El representante de la autoridad de Dallas se detuvo un momento para cruzar dos palabras con los pistoleros que iban a abandonar el rancho, y luego, llegando hasta la puerta de la casa, desmontó y subió los dos escalones del porche, llamando.

Joe tuvo una idea.

—Ellen, si usted tuviese un poco valor, evitaría que yo matase tan pronto a ese coyote.

—Vaya, gringo —intervino Pancho—. Cuanto antes terminemos con las alimañas como esa mejor.

—Ya le daremos lo suyo, Pancho, pero ahora es necesario darle una nueva lección y el último aviso.

—¿Qué debo hacer yo? —preguntó la muchacha haciendo acopio de valor para que Joe no la creyese cobarde, pero en el interior sentía un miedo innato hacia aquel hombre al que suponía el asesino de su padre y de Charles.

—Poca cosa. Le abre la puerta y le invita a explicar lo que le trae por acá. Yo estaré junto a usted, y me presenta como el nuevo capataz del rancho. Vamos; vosotros vigilad a los que están fuera… y ya sabéis.

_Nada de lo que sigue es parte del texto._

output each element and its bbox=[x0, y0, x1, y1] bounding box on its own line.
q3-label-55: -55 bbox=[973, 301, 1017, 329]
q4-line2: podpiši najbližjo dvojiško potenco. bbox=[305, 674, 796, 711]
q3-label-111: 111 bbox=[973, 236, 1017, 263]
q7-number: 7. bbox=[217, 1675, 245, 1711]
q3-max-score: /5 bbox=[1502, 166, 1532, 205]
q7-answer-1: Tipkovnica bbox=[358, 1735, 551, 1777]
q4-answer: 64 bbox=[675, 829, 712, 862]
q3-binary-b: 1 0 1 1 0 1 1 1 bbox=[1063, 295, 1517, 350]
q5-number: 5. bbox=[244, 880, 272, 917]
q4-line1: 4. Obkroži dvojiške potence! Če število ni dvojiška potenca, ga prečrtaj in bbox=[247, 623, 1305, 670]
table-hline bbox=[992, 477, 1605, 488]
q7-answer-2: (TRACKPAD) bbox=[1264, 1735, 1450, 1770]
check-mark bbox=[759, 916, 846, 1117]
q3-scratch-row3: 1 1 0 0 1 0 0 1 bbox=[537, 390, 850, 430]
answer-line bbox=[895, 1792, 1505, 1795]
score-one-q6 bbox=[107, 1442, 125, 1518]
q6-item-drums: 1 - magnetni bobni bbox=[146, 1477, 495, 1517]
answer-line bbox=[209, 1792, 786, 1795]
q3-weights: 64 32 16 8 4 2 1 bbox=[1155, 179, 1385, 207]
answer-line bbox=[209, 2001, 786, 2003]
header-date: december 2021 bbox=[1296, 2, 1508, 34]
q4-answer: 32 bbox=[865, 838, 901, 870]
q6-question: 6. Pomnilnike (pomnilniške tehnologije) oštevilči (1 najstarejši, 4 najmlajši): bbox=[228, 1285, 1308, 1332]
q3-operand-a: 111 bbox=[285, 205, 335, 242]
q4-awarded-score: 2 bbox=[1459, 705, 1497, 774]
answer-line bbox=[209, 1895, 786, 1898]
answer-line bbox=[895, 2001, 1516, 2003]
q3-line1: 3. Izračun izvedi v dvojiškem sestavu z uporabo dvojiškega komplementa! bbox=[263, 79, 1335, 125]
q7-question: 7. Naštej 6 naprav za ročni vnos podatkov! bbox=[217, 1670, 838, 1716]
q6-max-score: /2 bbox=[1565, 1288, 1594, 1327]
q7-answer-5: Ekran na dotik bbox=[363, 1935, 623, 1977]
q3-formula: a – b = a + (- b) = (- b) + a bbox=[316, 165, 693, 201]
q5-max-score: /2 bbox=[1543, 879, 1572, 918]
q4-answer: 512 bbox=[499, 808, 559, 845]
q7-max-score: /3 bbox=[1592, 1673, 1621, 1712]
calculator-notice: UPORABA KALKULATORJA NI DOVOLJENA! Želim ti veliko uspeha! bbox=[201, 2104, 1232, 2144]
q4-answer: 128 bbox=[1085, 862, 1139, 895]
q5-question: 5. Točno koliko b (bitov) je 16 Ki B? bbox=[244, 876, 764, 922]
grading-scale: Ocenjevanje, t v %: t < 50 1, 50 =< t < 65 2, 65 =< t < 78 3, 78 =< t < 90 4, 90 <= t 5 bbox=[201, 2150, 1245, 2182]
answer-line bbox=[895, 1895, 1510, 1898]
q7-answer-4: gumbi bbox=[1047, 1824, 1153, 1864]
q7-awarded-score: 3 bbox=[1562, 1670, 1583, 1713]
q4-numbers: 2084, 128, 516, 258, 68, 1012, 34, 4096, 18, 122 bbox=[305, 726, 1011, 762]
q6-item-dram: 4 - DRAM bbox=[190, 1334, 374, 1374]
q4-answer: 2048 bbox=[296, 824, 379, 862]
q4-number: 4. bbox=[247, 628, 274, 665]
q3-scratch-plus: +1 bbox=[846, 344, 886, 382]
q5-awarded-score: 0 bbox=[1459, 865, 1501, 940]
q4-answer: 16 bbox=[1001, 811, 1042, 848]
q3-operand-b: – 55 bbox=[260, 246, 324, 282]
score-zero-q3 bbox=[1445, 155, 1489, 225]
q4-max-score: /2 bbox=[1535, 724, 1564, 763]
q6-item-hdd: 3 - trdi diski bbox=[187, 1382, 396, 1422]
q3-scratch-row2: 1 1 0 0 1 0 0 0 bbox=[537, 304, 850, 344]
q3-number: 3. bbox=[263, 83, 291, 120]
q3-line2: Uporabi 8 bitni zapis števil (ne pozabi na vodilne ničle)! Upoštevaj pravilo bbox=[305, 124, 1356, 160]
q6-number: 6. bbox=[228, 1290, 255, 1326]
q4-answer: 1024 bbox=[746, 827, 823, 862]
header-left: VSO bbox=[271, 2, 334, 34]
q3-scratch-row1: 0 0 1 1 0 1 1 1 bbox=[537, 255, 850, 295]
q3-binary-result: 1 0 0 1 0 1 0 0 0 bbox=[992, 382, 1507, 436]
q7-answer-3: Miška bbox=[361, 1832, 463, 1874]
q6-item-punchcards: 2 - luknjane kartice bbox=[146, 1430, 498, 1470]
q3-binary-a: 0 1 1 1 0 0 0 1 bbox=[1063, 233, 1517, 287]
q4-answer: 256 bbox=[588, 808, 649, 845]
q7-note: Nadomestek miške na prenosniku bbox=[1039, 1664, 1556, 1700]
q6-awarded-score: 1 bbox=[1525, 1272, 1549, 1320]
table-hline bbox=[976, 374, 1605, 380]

Descendieron los dos y Ellen, con un temblor incontenible en las piernas, abrió la gran puerta la casa. Wither, al principio, no vio a Joe, y éste descubrió un brillo extraño, entre lujurioso y amoroso, en las pupilas del sheriff.

—Buenos días, Ellen. Esta madrugada me enteré de que hubo algo extraño por el rancho y he venido por si me necesitabas… Me lo contó uno de mis hombres que vino de Valle Llano y pasó por aquí esta mañana. ¿Qué hace aquí este hombre? —dijo el ver a Joe, e instintivamente acercó una de sus manos al colt.

—Joe, es el nuevo capataz del rancho —contestó algo más serena la muchacha.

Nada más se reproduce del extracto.